After they apply
Once your son or daughter has submitted their university applications, they can keep up to date on their applications through the UCAS Track system.
One of our admissions officers will be in touch in plenty of time if there’s anything we need, such as arranging an interview or sending in a portfolio of work.
Once they’ve made their applications, they should start getting responses back.
For each course they applied for, they’ll either receive:
- an unconditional offer (U), which means they don’t have to meet any conditions, and definitely have a place
- a conditional offer (C), where they have to meet certain conditions to get onto the course such as specific A Level grades
- an unsuccessful response (R).
Replying to offers
Students have until the start of May to reply to their offers through UCAS Track. They need to decide on their first choice, and their second/insurance choice (in case they don’t get the grades for their first choice). They can also decline any offers they don’t want.

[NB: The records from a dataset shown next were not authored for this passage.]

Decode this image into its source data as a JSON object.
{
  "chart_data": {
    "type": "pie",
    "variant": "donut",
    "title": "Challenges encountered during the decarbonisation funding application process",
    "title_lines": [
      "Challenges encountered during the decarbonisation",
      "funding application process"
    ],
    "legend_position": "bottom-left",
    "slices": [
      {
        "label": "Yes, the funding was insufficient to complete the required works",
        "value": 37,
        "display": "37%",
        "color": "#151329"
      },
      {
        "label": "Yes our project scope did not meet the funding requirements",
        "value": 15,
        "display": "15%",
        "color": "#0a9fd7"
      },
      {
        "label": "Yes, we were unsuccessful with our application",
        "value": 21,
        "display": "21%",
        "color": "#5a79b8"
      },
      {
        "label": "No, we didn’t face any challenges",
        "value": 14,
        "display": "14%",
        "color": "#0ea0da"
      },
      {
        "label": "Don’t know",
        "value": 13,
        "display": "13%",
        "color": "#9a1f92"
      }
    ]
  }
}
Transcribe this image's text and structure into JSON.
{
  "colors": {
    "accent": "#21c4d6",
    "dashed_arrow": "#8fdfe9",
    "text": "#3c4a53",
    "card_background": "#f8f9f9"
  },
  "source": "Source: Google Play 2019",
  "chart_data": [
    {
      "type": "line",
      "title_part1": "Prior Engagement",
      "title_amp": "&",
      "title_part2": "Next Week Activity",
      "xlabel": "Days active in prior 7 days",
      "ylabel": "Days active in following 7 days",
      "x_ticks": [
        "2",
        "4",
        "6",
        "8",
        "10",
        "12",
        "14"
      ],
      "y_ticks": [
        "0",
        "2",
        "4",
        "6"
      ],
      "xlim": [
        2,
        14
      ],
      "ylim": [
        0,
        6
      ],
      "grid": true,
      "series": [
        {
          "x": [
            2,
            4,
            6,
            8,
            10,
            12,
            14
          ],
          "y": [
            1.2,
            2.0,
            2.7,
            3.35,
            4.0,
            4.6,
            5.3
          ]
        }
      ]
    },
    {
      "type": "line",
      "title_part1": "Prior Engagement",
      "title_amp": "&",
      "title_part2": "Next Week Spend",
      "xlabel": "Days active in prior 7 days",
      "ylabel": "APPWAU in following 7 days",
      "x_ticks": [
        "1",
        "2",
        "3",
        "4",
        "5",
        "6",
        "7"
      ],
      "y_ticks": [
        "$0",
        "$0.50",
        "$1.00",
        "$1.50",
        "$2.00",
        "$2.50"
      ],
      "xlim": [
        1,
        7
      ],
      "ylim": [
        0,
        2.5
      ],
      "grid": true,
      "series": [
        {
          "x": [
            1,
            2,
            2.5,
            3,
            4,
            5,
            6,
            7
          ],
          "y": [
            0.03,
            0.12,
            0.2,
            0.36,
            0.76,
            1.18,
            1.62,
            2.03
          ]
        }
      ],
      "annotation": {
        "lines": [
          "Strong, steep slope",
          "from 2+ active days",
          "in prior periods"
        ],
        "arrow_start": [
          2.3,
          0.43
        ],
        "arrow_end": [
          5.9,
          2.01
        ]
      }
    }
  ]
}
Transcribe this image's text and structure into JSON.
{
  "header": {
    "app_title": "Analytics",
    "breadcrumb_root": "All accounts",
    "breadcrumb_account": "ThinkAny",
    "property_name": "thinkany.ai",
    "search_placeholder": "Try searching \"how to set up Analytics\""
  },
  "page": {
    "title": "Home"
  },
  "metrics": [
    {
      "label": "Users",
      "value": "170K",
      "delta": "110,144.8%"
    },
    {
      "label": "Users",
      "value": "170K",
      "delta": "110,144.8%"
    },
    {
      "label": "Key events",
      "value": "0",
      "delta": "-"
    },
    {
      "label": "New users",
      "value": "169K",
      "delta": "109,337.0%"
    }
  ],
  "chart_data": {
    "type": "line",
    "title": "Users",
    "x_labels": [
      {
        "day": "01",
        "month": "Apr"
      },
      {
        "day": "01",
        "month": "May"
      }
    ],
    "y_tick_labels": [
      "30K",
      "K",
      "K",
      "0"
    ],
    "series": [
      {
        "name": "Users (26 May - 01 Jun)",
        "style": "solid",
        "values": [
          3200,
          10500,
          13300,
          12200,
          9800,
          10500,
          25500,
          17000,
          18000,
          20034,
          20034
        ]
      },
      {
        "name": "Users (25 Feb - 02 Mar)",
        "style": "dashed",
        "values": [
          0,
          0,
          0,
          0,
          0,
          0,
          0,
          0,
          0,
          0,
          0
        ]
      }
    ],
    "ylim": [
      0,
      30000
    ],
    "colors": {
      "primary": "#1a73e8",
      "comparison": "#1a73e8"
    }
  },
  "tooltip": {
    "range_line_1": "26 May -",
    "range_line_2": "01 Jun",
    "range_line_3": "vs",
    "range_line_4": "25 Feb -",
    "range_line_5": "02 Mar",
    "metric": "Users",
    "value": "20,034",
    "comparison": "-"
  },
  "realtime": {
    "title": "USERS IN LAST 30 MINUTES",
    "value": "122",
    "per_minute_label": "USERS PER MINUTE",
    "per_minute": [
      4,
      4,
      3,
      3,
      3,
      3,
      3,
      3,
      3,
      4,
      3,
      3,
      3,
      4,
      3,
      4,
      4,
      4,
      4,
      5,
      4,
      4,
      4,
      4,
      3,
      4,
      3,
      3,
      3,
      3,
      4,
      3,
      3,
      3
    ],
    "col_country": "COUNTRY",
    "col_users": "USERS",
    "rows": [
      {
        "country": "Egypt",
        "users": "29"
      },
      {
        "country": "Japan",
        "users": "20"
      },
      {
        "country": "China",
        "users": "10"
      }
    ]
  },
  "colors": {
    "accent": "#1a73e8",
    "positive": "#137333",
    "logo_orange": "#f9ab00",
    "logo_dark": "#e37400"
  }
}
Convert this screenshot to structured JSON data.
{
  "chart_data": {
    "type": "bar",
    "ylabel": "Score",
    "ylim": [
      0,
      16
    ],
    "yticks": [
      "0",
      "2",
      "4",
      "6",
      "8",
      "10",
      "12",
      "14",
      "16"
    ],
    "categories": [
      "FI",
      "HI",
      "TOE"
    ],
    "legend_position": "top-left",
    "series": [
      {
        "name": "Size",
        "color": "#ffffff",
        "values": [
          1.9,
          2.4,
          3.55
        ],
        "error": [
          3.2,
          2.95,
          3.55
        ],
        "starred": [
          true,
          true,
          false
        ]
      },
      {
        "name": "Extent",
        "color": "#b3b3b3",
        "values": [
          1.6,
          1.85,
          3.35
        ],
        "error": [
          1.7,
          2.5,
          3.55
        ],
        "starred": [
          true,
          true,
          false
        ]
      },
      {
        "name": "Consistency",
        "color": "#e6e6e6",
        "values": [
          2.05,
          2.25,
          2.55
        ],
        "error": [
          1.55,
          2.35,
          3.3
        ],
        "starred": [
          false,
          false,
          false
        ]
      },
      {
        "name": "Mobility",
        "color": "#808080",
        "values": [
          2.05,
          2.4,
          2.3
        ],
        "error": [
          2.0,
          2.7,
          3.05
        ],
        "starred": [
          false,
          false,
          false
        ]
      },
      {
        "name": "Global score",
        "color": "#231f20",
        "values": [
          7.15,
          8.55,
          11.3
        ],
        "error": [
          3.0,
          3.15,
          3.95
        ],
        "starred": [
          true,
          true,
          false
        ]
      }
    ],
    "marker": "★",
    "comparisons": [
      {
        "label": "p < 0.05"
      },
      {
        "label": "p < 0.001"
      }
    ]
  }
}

If they don’t receive any offers, or decide they don’t want to take up any they receive, there’s a second chance to apply through UCAS Extra. If they haven’t used up their five choices on their application already, they can use this route to apply to any universities with vacancies between February and early July.
By the summer, if they still haven’t been offered a place, they’ve changed their mind about what they want to study, or they decide late that they’d like to go to university, there’s still a final option open to them: to go through Clearing.
Lots of students use this route to get into university from July to September each year. Like UCAS Extra, it’s a system that matches up students to courses that still have spaces. Read more about Clearing, and what you need to know about it.
If your son or daughter doesn’t get the grades they need to do a degree, or they want to build their confidence up a bit more, they don't have to rule out university altogether. We also offer a number of foundation year programmes to give students an extra year’s preparation before for moving onto a full degree.